The Alabama representative, notorious for his speaking role at the Jan. 6 rally leading up to the invasion of the Capitol, did not watch Tuesday’s first hearing of the House select committee investigating said invasion.

“I was in the House Armed Services Committee, Science, Space, Technology Committee, and had at least one Zoom meeting, and all sorts of other things,” he told me Wednesday when I encountered him outside the House chamber. “Busy day.” Not that a clear schedule would have made a difference.

“The purpose of that committee is not to discern the truth,” he said. “The purpose is to create political propaganda that may be used in the elections in 2022 and perhaps 2024.”

But whether he’s able to continue to avoid the committee altogether may not be up to him.

Back in December, Brooks was the first House Republican to say ahead of the congressional Electoral College certification that he would object to certain states’ electors. On the day of the certification, Jan. 6, he then gave a fiery speech at President Donald Trump’s rally at the Ellipse where he told the assembled crowd that “today is the day American patriots start taking down names and kicking ass!” Months later, he still argues that Trump would have won the election if only “lawful votes” were counted.

Brooks’ support of Trump’s efforts to overturn the election successfully earned him the former president’s endorsement in the 2022 Alabama Senate race. But it’s also earned him legal issues. California Rep. Eric Swalwell sued Brooks and others earlier this year for fomenting the Jan. 6 riot. The Justice Department this week refused Brooks’ request to shield him from the lawsuit, in part because he’d basically admitted he was thinking about winning elections—not doing his job—when he started his rally chant. And though Brooks is claiming to dismiss the select committee hearings as a political stunt, the committee could seek to bring him in for questioning about what he knew, or didn’t know, ahead of the riot.

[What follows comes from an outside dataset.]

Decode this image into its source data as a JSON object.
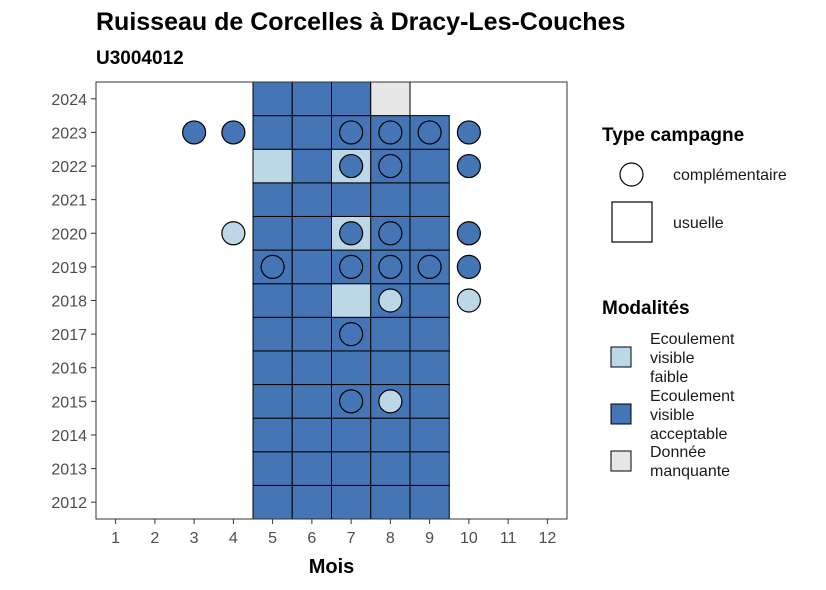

When I asked him whether he could be subpoenaed, he said, “I have no clue.”

Brooks, like Republican leaders who tried to counterprogram the hearing with a press conference yesterday, thinks a proper investigation would look at why House Speaker Nancy Pelosi’s office wasn’t “doing a better job with respect to the Capitol Police and their level of preparation.”

Then, to prove his point about preparation, he revealed a new detail to me: that because of a tip he’d received about potential violence, he’d been wearing body armor at the very same Ellipse speech in which he encouraged rally attendees to “start taking down names and kicking ass.”

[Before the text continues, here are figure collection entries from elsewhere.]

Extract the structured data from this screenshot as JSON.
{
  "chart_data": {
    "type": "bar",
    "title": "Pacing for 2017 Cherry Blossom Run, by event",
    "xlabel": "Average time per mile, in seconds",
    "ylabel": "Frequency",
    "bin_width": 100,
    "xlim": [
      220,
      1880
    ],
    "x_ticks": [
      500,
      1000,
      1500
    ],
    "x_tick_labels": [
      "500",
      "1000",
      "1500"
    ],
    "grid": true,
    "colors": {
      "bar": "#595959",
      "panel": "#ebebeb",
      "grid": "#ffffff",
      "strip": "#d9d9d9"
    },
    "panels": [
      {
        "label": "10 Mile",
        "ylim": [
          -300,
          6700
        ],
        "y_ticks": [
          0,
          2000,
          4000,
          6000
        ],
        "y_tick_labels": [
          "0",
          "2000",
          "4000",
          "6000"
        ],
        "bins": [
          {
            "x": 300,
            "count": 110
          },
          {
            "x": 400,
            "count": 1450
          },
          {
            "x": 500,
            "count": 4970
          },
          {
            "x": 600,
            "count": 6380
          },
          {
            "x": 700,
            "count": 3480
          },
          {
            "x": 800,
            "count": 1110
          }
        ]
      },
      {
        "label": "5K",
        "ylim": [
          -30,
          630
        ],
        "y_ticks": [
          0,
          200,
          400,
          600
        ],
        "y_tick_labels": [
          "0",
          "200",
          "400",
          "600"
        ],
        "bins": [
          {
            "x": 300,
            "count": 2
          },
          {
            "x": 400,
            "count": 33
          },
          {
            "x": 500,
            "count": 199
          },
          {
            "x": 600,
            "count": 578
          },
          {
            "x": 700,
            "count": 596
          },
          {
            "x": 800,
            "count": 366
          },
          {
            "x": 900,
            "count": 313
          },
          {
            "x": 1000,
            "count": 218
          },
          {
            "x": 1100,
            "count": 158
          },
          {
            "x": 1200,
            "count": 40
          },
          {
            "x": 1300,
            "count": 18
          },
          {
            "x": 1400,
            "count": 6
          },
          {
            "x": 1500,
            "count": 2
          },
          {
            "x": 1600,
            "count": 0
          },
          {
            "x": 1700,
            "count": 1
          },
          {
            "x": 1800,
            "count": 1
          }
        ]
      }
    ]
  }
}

“I was warned on Monday that there might be risks associated with the next few days,” he said. “And as a consequence of those warnings, I did not go to my condo. Instead, I slept on the floor of my office. And when I gave my speech at the Ellipse, I was wearing body armor.

“That’s why I was wearing that nice little windbreaker,” he told me with a grin. “To cover up the body armor.”

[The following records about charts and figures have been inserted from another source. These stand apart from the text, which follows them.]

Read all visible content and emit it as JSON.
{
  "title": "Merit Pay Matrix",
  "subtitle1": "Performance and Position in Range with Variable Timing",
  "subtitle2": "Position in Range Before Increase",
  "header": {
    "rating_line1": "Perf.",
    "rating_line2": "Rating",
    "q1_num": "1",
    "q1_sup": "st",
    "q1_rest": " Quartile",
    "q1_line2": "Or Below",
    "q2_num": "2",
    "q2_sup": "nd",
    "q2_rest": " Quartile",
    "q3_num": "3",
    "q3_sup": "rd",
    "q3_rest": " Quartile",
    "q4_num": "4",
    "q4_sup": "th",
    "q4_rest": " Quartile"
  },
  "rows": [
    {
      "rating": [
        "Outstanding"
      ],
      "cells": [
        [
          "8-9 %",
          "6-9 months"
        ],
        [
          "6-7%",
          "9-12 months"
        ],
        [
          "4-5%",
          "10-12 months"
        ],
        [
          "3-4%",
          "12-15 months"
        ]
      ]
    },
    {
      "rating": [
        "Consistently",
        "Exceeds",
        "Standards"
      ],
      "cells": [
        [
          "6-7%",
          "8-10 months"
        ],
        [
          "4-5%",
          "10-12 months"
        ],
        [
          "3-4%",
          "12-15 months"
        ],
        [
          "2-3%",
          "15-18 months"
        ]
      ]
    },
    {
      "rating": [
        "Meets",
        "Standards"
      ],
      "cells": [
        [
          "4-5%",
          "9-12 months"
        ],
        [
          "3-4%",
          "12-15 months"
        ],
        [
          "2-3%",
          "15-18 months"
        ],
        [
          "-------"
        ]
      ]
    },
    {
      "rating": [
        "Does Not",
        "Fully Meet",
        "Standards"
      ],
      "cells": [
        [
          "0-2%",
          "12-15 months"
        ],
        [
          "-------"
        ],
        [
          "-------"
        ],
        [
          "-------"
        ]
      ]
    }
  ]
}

He didn’t say who warned him, or what the “risk” was that he’d been warned about. There were probably a “half-dozen different motivations that affected people in varying degrees” to engage in insurrection. He named, for example, “financial losses suffered because of the government’s reaction to COVID-19,” “the belief that there was significant voter fraud and election theft activity,” or “a great love and respect for President Trump.”

“It might be,” too, he added, “that some of them were just militant anarchists and saw this as an opportunity to infiltrate an otherwise peaceful protest and turn it into a riot.”

In Brooks’ affidavit asking the Justice Department to shield him from liability, his lawyers emphasize the parts of his speech where he encouraged peaceful protest, not physical violence. “Once again, Brooks makes no call for a physical attack on the Capitol,” a typical footnote reads. “To the contrary, Brooks calls on Ellipse Speech attendees to do one thing: ‘utter words’!” The affidavit argues that the “taking down names and kicking ass!” remark was really about taking the names of Republicans who wouldn’t support Trump’s Electoral College objections, and punishing them in future elections.

But if he was so sure the mob would understand the peaceful intent of his words, why’d he need the Kevlar?